I seem to recall that some years ago the statue at Kamakura was defaced by paint. I cannot remember if anybody was ever arrested, charged and sentenced, but this Australian should be given the same punishment.

Japans constitutional clauses state "all persons".

3 ( +3 / -0 )

That's not ART that's just some stupid idiot destroying property. Writing the word GHOST is Graffiti not art.

Years ago In New York City the graffiti problem was so bad that anyone caught would have to clean buildings and the city trains to remove the graffiti plus pay a large fine and sometimes do jail time. He should have to clean all the locations he graffiti his name and spend some time in jail then get deported. When you visit a foreign country leave your Bad Habits in your country and respect the country your visiting.  At 23 years of age and he's doing this .... Not much of a respectable future in front of this guy.
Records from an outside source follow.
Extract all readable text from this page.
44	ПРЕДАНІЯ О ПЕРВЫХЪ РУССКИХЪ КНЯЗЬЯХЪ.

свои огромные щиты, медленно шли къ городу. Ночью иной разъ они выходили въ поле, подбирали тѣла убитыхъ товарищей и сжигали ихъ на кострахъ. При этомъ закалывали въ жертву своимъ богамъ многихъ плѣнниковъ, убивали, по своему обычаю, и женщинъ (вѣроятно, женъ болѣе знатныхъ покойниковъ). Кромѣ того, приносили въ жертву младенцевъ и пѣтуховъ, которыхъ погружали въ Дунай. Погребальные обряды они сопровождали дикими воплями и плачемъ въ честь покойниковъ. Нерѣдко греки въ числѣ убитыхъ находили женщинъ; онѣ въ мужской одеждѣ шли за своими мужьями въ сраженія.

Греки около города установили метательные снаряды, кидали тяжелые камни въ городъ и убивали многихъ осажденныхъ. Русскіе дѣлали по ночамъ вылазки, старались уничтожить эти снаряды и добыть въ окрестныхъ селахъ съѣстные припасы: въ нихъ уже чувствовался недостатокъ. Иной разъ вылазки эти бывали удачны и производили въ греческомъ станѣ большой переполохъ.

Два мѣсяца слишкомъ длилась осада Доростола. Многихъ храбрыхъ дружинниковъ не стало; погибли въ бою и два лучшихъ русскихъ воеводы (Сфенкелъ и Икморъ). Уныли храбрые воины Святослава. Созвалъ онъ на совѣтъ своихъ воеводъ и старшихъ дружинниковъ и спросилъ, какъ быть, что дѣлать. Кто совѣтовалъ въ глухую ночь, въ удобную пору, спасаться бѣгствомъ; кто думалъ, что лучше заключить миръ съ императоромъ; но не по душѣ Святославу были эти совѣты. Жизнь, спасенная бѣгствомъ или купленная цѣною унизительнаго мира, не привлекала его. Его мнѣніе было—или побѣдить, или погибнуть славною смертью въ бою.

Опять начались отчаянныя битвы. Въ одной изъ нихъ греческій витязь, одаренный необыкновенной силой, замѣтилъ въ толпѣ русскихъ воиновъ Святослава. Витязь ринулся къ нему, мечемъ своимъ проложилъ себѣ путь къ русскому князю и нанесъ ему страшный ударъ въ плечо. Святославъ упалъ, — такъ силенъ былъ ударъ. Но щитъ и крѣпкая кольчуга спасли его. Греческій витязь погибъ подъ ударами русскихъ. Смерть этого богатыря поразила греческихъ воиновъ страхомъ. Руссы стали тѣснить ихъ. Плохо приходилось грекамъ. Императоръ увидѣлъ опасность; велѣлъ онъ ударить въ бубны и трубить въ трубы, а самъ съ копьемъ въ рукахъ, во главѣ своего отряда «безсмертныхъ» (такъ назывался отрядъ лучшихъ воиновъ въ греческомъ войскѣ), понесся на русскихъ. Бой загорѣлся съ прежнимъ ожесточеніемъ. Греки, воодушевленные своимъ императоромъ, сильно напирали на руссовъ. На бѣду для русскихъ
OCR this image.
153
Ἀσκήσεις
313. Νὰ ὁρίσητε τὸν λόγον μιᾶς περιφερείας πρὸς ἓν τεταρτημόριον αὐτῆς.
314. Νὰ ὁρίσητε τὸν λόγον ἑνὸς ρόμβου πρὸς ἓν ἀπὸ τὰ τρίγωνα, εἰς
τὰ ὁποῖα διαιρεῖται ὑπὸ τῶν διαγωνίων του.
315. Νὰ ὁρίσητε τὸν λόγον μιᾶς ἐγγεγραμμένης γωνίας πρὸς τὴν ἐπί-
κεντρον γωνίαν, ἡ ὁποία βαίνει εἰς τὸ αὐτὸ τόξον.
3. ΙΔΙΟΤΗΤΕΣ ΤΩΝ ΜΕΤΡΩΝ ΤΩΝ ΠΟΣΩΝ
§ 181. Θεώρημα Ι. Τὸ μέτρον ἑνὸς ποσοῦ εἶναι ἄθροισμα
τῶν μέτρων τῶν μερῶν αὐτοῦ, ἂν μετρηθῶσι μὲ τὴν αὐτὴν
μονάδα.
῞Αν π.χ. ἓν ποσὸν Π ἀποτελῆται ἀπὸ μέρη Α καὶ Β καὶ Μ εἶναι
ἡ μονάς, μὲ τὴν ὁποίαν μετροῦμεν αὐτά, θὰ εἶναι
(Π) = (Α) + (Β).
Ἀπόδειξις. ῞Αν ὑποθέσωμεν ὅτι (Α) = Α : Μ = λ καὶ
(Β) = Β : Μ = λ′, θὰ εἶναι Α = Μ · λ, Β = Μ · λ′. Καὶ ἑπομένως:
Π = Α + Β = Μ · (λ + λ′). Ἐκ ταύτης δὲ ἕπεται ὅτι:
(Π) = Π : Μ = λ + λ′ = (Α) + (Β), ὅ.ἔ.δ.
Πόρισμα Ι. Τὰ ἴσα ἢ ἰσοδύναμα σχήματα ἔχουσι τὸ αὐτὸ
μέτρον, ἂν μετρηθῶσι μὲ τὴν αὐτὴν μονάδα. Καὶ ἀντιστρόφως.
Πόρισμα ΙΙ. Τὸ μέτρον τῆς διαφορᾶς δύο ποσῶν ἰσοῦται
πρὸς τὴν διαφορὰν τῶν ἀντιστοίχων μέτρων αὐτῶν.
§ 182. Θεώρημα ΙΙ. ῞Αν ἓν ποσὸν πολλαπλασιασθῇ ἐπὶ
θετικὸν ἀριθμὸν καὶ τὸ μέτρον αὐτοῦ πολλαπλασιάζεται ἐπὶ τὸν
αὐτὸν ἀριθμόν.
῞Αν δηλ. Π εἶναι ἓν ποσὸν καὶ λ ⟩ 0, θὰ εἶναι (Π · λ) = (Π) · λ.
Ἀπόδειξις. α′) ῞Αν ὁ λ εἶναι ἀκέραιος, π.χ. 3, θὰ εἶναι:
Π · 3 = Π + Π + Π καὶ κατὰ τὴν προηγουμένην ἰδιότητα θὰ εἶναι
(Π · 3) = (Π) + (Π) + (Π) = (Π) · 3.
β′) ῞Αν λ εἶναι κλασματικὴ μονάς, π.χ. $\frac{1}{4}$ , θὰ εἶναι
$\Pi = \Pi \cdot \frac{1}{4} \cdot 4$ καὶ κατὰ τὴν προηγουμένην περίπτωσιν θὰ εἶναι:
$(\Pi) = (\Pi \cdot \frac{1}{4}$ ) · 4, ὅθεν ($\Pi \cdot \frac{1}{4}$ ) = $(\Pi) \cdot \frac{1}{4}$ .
LOSER

6 ( +7 / -1 )

In the past I've seen plenty of Japanese graffiti on Tokyo street maps, although the perpetrators were polite enough to draw only on the outer edges so as not to cover important information.

1 ( +1 / -0 )

My advice - Put him in a japanese prison for a year and give him painting supplies. If he can’t produce proper art like the Mona Lisa, then give him another year.

4 ( +5 / -1 )

This act was disrespectful. This individual not be allowed to enter Japan for the rest of his life.

5 ( +5 / -0 )

A 23 year old man comes to Kyoto all the way from Australia to showoff his spray painting skills?

Childish.

3 ( +3 / -0 )

Sentence him to 1 year cleaning up graffiti. Trash a$$ human.

2 ( +2 / -0 )

And thanks to this news article and the Instagram link, we now know who Ghost is in Ho Chi Minh City, Vietnam. He was tagging all over the place in Saigon before he left for Japan. I hope he "returns".

1 ( +1 / -0 )

Throw him in a box for half a decade. Society doesn't need garbage like that running around defiling public and private places.